Three years after the start of the pandemic, our schools and students are still feeling the effects. Teachers and administration officials were confronted with compounded challenges of addressing learning loss, an increasing mental health crisis in our children and youth, and a severe workforce shortage affecting almost every education profession. While districts struggle to meet the burgeoning needs, they do so without an adequate number of staff to help.
At the beginning of the 2022-2023 school year, there was a shortage of nearly 300,000 teachers and staff across the United States, with an even more pronounced need for special education and STEM teachers. Eighty percent of states reported special education shortages prior to the pandemic, with 48 out of 50 states reporting such shortages in 2021. This problem is expected to get worse.
The Bureau of Labor Statistics recently estimated the need for approximately 37,600 new special education teachers between 2020-2030 just to keep up with the increased demand. The lack of qualified special education staff is significant. Federal law requires that students with disabilities have access to fully licensed special education teachers, so a shortage of professionals may create compliance issues for districts and states.

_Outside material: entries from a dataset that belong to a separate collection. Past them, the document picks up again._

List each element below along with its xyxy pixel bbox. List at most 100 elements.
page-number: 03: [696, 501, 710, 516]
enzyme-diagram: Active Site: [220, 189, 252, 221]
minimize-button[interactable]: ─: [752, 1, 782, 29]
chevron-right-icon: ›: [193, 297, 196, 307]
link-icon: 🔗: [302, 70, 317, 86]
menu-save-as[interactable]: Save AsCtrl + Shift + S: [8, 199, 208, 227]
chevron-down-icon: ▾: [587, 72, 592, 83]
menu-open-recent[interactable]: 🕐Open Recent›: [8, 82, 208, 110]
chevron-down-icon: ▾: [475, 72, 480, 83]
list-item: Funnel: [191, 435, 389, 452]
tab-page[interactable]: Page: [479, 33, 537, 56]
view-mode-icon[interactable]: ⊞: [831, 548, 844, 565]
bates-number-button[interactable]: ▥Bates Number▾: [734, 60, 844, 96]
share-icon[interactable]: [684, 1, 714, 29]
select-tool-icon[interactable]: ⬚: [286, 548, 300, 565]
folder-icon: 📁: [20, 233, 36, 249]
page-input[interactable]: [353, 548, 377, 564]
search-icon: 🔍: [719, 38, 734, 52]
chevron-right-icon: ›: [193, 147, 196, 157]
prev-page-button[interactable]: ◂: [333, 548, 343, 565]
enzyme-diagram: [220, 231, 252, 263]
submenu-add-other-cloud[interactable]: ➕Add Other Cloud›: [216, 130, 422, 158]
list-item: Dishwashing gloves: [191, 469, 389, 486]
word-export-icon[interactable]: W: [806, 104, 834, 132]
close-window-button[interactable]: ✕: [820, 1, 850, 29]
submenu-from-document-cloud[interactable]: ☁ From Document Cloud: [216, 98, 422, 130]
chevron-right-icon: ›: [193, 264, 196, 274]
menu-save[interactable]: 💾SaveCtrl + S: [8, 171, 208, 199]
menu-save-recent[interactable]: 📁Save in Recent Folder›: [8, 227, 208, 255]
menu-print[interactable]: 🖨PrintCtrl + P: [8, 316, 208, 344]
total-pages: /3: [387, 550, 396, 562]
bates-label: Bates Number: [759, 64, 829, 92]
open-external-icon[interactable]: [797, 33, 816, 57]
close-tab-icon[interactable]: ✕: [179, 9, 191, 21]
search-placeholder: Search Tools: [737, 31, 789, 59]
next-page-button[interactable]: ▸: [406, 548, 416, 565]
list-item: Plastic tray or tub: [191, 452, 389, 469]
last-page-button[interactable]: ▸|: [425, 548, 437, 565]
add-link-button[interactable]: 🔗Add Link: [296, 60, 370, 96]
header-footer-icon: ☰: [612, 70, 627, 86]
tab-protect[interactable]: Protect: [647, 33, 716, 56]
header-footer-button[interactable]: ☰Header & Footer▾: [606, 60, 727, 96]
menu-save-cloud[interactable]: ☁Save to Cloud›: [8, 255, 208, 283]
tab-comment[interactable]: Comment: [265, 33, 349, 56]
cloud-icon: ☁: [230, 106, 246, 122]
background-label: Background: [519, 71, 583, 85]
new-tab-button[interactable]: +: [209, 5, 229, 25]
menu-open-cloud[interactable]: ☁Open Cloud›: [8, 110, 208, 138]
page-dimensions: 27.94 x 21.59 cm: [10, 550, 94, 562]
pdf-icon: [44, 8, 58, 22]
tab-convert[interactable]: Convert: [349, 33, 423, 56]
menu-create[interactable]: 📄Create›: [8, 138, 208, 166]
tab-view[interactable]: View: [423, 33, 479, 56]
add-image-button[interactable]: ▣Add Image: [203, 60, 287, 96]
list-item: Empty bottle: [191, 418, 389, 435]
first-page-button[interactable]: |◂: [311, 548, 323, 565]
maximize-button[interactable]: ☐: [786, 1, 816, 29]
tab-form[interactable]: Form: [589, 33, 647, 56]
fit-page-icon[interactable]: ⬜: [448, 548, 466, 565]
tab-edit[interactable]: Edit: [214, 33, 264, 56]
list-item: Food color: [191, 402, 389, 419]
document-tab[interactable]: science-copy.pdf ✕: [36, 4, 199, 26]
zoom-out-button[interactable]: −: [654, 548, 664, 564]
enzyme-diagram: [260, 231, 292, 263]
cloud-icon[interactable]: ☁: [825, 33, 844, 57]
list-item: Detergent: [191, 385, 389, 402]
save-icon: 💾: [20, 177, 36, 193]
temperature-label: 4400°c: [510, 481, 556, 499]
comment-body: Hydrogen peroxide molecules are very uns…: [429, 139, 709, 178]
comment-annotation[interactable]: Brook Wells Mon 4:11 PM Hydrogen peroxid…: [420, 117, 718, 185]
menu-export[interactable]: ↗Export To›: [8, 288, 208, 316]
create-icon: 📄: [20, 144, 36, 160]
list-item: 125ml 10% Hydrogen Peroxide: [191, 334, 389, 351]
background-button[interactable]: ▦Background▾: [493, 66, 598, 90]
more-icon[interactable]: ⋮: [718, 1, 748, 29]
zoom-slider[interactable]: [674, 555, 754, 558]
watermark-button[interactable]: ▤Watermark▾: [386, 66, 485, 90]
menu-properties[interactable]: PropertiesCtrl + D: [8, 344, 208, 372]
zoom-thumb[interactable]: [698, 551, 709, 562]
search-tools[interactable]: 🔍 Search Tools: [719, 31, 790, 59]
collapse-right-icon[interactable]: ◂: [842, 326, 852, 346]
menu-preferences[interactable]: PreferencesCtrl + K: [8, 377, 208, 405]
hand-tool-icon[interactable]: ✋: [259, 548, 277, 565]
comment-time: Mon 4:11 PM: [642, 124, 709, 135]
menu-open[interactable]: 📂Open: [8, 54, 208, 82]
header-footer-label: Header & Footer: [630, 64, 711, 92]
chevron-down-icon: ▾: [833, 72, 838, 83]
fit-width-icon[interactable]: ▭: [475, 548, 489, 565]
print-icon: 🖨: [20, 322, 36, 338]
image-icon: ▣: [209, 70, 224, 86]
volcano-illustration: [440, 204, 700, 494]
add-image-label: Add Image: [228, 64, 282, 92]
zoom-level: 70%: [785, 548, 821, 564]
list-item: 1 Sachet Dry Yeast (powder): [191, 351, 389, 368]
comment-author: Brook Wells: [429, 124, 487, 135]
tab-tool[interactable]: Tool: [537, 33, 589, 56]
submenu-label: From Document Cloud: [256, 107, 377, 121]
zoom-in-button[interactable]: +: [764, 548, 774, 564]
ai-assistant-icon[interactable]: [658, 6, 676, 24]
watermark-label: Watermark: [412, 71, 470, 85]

These same shortages extend to the professionals providing supplemental services to children with special needs such as speech-language pathology, occupational therapy, and behavioral and mental health counseling.
If the pandemic taught us anything, it’s that technology, flexibility and innovation can make a difference. The use of technology can help; creating greater access to therapists and curriculum and allowing children to receive the services they need whenever they need them most.
As legislators and elected officials begin a new legislative session, they have the ability to pass policies that will directly impact the students they serve and begin to address the myriad of issues our children face today.